De leden van de SP-fractie vragen welke initiatieven ten aanzien van waterstof er momenteel lopen. Kunnen deze worden toegelicht? Welke (subsidie-) bedragen zijn hiermee gemoeid?
De leden van de SP-fractie delen de opvatting dat de opslag van duurzame energie verbetering behoeft. Zij vragen of verder toegelicht kan worden welke rol hierin voor de Europese Commissie is weggelegd. Zit dit met name in Europese subsidies of speelt ook regelgeving een rol? Welke innovaties en initiatieven kunnen worden toegelicht? Verder vragen deze leden naar de verwachte prijseffecten van meer flexibiliteit in het elektriciteitssysteem. Meer sturen op vraag en aanbod en interconnectiviteit klinkt logisch met het oog op de wisselende beschikbaarheid van duurzame energie. Maar de leden van de SP-fractie wijzen op mogelijke negatieve neveneffecten, zoals grote afhankelijkheid en verlies van soevereiniteit van de eigen energievoorziening.
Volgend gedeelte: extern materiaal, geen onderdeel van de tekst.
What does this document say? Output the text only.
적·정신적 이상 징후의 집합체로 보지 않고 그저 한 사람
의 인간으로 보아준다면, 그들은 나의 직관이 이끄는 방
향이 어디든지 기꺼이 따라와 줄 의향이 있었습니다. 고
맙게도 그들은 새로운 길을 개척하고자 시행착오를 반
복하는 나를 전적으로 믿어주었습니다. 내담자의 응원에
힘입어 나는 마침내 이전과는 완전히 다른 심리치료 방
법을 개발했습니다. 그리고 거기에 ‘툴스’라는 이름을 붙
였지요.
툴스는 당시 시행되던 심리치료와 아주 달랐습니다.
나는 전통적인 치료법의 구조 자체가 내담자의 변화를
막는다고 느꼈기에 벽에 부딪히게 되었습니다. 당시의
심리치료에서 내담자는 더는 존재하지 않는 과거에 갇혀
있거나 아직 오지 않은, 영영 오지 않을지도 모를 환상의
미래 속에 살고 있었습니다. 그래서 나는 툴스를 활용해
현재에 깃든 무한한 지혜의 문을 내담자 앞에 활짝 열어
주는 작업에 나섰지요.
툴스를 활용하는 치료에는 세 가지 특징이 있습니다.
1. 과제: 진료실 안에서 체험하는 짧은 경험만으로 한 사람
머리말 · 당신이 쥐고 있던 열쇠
Ook prijsstijgingen en onzekerheid over de energierekening verdienen alle aandacht. Deze leden vragen hier een reactie op.
De leden van de SP-fractie achten een verdere versterking van een interne energiemarkt onwenselijk. Zij zien veel mogelijkheden voor bilaterale samenwerking, meer dan nu het geval is. Wat kan niet in bilaterale verdragen worden geregeld, maar alleen in Europese wetten? De leden van de SP-fractie benadrukken het belang van regionale samenwerking, maar zien geen directe meerwaarde in Europese wetgeving op dit vlak. Zij zien hierop graag een reactie.
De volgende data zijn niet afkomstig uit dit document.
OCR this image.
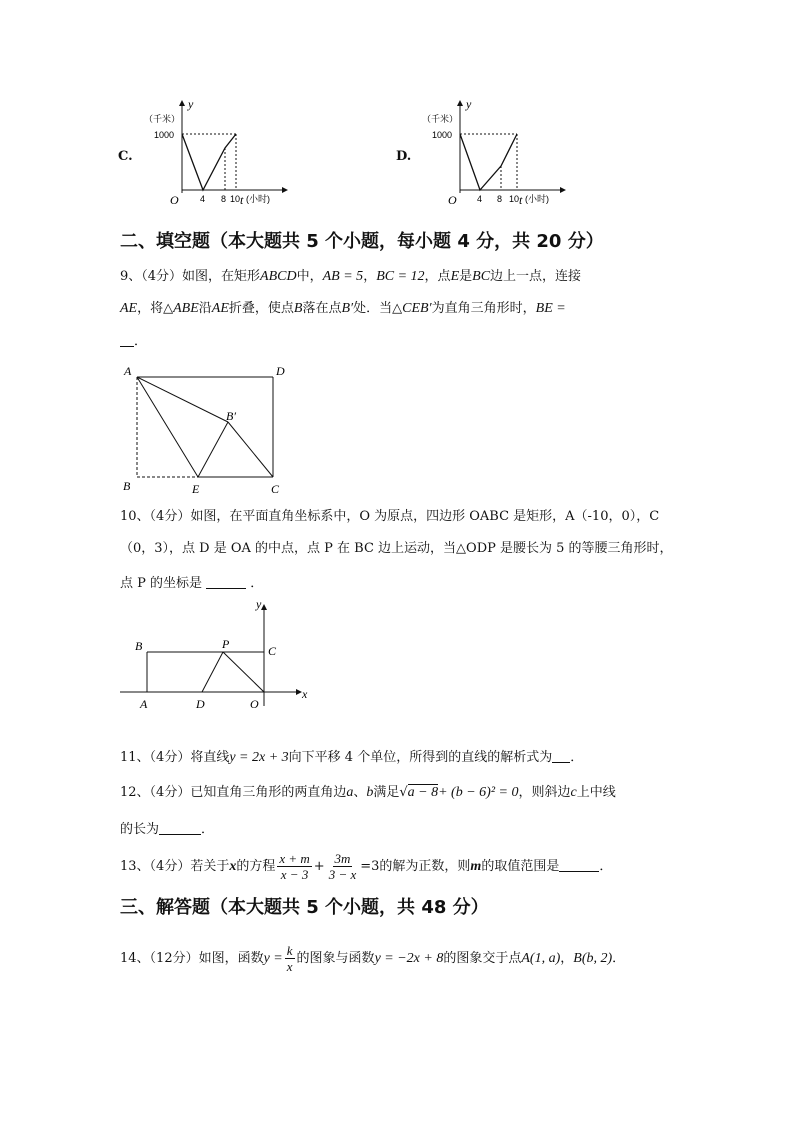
C.
y
（千米）
1000
O 4 8 10 t (小时)
D.
y
（千米）
1000
O 4 8 10 t (小时)
二、填空题（本大题共 5 个小题，每小题 4 分，共 20 分）
9、（4分）如图，在矩形ABCD中，AB = 5，BC = 12，点E是BC边上一点，连接
AE，将△ABE沿AE折叠，使点B落在点B′处．当△CEB′为直角三角形时，BE =
．
A	D
B	E	C
B′
10、（4分）如图，在平面直角坐标系中，O 为原点，四边形 OABC 是矩形，A（-10，0），C
（0，3），点 D 是 OA 的中点，点 P 在 BC 边上运动，当△ODP 是腰长为 5 的等腰三角形时，
点 P 的坐标是	．
y
x
B	P	C
A	D	O
11、（4分）将直线y = 2x + 3向下平移 4 个单位，所得到的直线的解析式为 ．
12、（4分）已知直角三角形的两直角边a、b满足√a − 8+ (b − 6)² = 0，则斜边c上中线
的长为	．
13、（4分）若关于x的方程 $\frac{x + m}{x - 3} + \frac{3m}{3 - x} =3$的解为正数，则m的取值范围是	．
三、解答题（本大题共 5 个小题，共 48 分）
14、（12分）如图，函数$y = \frac{k}{x}$ 的图象与函数y = −2x + 8的图象交于点A(1, a)，B(b, 2)．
De leden van de SP-fractie vragen welke afspraken met buurlanden inmiddels zijn gemaakt om versneld van het Gronings gas af te kunnen.
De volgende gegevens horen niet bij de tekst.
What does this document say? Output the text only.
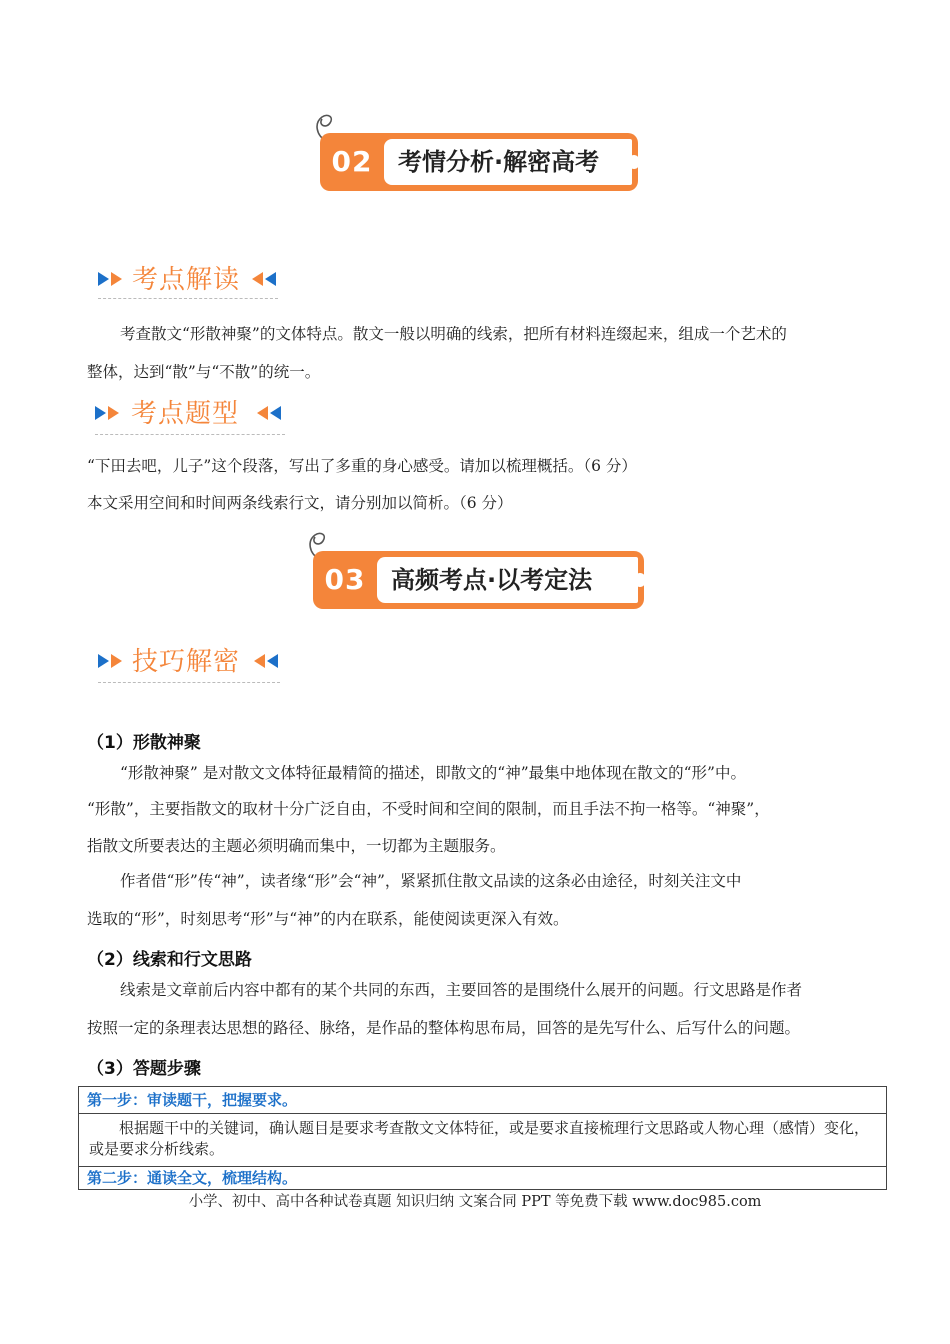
02	考情分析·解密高考
考点解读
考查散文“形散神聚”的文体特点。散文一般以明确的线索，把所有材料连缀起来，组成一个艺术的
整体，达到“散”与“不散”的统一。
考点题型
“下田去吧，儿子”这个段落，写出了多重的身心感受。请加以梳理概括。（6 分）
本文采用空间和时间两条线索行文，请分别加以简析。（6 分）
03	高频考点·以考定法
技巧解密
（1）形散神聚
“形散神聚” 是对散文文体特征最精简的描述，即散文的“神”最集中地体现在散文的“形”中。
“形散”，主要指散文的取材十分广泛自由，不受时间和空间的限制，而且手法不拘一格等。“神聚”，
指散文所要表达的主题必须明确而集中，一切都为主题服务。
作者借“形”传“神”，读者缘“形”会“神”，紧紧抓住散文品读的这条必由途径，时刻关注文中
选取的“形”，时刻思考“形”与“神”的内在联系，能使阅读更深入有效。
（2）线索和行文思路
线索是文章前后内容中都有的某个共同的东西，主要回答的是围绕什么展开的问题。行文思路是作者
按照一定的条理表达思想的路径、脉络，是作品的整体构思布局，回答的是先写什么、后写什么的问题。
（3）答题步骤
第一步：审读题干，把握要求。
根据题干中的关键词，确认题目是要求考查散文文体特征，或是要求直接梳理行文思路或人物心理（感情）变化，或是要求分析线索。
第二步：通读全文，梳理结构。
小学、初中、高中各种试卷真题 知识归纳 文案合同 PPT 等免费下载 www.doc985.com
Afsluitend merken de leden van de SP-fractie op dat het falende EU Emissions Trading System (ETS) nog steeds als uitgangspunt van het Europees klimaatbeleid wordt gezien. Zij menen dat dit niet-werkend systeem zo snel mogelijk losgelaten moet worden om beleid te kunnen implementeren dat wel in staat is de meest vervuilende industrie op tijd tot verduurzaming te bewegen.
Vragen en opmerkingen van de leden van de VVD-fractie
De leden van de VVD-fractie merken op dat op de geannoteerde agenda de vrijwillige verklaring «The Hydrogen Initiative» staat, waarvan het Oostenrijks Voorzitterschap lidstaten vraagt dit te ondertekenen. In de brief van de Minister staat hierbij toegelicht dat het kabinet in het beginsel positief tegenover ondertekening van deze verklaring staat. Kan de Minister een uitgebreidere toelichting geven over deze positie ten opzichte van de verklaring? Welke kansen ziet de Minister voor de energietransitie? Kan de Minister de tekst van de verklaring naar de Kamer sturen, zodat deze daarover een afweging kan maken?
De in de verklaring genoemde onderwerpen zoals de verduurzaming van de industrie en de mobiliteit, opslag en integratie van hernieuwbare energie, het reduceren van het gasgebruik, een gezamenlijke inzet op onderzoek en innovatie en het versterken van internationale samenwerking zijn volgens het kabinet zeer relevant en sluiten aan bij de inzet van het klimaatakkoord. De verklaring kan worden beschouwd als erkenning van de rol die duurzame waterstof kan spelen in de verduurzaming van de economie van de lidstaten van de EU. Het gaat hier om het vinden van oplossingen met behulp van waterstof voor onder andere het opslaan en integreren van hernieuwbare energie in het energiesysteem, voor emissie-vrij zwaar transport (inclusief zeevaart en luchtvaart) en voor het vervangen van fossiele brandstoffen en grondstoffen in de industrie en de energievoorziening. De mogelijkheden die dit biedt voor de energietransitie zijn beschreven in de in opdracht van het Ministerie van Economische Zaken en Klimaat (EZK) opgestelde «Contouren van een routekaart waterstof» (gepubliceerd in maart 2018).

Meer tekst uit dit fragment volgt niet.